Last week the International Monetary Fund (IMF) cut its growth forecasts for the global economy for this year and next. The GB pound has continued to fall on currency markets as the government insists that the UK may leave with a no deal Brexit. This led sterling to hit a fresh two-year low earlier this week. In the US, the Federal Reserve is expected to cut rates today for the first time since 2008.
Global growth forecast cut by IMF
The IMF predicts growth of 3.2% in 2019, down from 3.3% forecast in April.
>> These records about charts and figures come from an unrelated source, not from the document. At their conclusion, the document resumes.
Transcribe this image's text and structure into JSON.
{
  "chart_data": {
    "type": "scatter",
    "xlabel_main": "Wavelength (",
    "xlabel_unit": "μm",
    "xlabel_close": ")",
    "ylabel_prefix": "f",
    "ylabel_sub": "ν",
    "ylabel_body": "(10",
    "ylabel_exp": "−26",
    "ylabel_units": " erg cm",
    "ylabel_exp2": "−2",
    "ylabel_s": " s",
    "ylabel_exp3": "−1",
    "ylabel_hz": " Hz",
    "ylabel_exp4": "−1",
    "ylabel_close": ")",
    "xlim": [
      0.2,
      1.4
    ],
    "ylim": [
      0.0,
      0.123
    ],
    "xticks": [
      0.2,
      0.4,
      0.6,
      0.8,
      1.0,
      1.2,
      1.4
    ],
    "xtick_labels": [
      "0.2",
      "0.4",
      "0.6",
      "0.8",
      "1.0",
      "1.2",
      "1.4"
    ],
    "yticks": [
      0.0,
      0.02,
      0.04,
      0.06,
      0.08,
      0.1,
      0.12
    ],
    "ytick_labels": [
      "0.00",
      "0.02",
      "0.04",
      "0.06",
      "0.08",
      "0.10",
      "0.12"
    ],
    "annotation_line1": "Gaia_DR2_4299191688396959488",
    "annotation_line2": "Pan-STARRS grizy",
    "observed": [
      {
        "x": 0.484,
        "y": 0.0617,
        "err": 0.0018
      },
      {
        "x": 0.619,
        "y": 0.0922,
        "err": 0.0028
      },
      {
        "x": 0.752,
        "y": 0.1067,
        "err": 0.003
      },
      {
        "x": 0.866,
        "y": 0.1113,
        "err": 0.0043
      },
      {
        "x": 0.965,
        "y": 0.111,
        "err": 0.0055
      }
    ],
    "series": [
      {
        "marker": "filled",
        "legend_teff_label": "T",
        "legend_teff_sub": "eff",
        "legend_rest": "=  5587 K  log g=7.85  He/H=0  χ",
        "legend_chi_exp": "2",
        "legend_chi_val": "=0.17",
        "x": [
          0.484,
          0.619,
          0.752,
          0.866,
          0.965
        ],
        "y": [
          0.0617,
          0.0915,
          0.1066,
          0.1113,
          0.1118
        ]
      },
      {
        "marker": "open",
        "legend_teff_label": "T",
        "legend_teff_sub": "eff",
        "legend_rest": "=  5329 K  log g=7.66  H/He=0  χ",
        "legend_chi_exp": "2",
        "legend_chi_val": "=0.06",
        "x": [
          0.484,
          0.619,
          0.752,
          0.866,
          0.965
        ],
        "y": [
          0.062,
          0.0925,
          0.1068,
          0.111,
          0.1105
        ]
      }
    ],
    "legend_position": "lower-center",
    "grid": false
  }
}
Growth for 2020 is set to rise to 3.5% next year, down from the earlier forecast of 3.6%. The IMF blamed the subdued growth on the urgent need to reduce trade and technology tensions, according to a report by the BBC. The IMF stated “The principal risk factor to the global economy is that adverse developments – including further US-China tariffs, US auto tariffs, or a no-deal Brexit – sap confidence, weaken investment, dislocate global supply chains, and severely slow global growth below the baseline.”
Pre-Brexit stockpiling boosts growth forecast but no-deal tanks pound
The IMF raised its growth forecast for the UK this year to 1.3% from 1.2%. This revision results from the stronger than anticipated growth in the first quarter, boosted by pre-Brexit stockpiling. For 2020, the IMF predicts 1.4% growth for the UK. This forecast assumes an orderly Brexit characterised by gradual transition. The nature of the process, however, remains highly uncertain.
This uncertainty, coupled with government insistence that the UK may leave with a ‘no-deal’ Brexit, has caused the GB Pound to fall. Sterling hit a fresh two-year low of $1.2120 against the US dollar this week.
US growth slows but rate cut expected
The US economy grew less than previously thought during 2018, revised figures show GDP increased by 2.5%. This is less that President Trump’s target of 3%. The figures also revealed that growth slowed during the second quarter as exports declined and there was less investment.
The US central bank is expected to cut rates today for the first time since 2008. Traders are expecting a 0.25% cut, taking the federal funds target range to 2-2.25%. Supporters of the cut say it will spur a US economy showing signs of needing help.